Перечислив старших и младших современников Блока, более эрудированных, чем он, Ольга Седакова пишет: “Блок, тем не менее, оказывается интимнее, чем любой из них, связан с огромной традицией европейской лирики: я имею в виду лирику любви как особого рода посвящения, как служения и гностического откровения”. Эта важная мысль, впрочем, сразу же теряется, растворяясь в “европейском эросе”.
Эрос – только один из моментов – пусть важных – главной блоковской темы, темы России, в контексте важнейших событий европейской истории, как, например, в стихотворении “Я не предал белое знамя…”. И европейский контекст, и сама тема России, в 1902 году еще целиком растворенная в личном, слышались сначала разве что как неясный гул, и только к 1913-14 годам этот гул прояснился до музыкальной темы глубочайшего смысла.
В лирике всегда так: чем интимнее, тем глубже, причем отнюдь не только и не в первую очередь в “эротическом” смысле.
И совсем просто: Блок никогда не был большевиком.
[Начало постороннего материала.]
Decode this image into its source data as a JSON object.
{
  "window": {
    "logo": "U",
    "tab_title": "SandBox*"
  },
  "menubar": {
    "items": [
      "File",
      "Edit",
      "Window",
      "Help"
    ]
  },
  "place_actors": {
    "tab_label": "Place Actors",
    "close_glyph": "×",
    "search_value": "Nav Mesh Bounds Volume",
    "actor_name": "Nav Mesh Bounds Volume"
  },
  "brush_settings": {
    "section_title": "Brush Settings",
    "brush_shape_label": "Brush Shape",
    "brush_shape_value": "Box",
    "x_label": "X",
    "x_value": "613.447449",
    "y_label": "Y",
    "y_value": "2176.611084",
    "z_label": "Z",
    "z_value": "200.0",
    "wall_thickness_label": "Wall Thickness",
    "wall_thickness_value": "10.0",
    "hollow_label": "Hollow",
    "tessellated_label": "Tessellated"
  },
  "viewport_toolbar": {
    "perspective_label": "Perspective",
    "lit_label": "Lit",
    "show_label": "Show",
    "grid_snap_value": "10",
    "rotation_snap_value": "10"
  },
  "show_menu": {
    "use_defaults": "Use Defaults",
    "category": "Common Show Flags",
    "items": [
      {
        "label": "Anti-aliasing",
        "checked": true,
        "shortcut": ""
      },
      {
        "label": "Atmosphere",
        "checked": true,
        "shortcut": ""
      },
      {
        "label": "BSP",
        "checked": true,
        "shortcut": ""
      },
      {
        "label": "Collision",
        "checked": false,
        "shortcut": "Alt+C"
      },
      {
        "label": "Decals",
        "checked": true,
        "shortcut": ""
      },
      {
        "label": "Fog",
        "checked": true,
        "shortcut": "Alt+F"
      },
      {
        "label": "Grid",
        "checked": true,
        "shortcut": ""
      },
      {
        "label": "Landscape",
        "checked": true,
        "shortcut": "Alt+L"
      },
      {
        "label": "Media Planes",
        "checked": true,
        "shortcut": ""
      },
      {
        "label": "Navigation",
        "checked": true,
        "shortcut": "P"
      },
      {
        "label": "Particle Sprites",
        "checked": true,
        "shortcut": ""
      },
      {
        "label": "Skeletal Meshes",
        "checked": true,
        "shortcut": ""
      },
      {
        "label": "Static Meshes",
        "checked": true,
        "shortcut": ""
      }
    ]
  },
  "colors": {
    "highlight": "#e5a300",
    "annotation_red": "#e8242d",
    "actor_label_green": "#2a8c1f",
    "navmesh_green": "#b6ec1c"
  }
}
Напротив, он хотел, чтобы большевики поднялись до его понимания революции: этим объясняется его общественная деятельность после октября 1917 года. А когда понял, что это невозможно, сразу же отвернулся от них.
Свое белое знамя Блок никогда не предавал. Это знамя не осталось в прошлом, оно все еще впереди, и мы сейчас, спустя столетие, не ближе к нему, чем поколение Блока.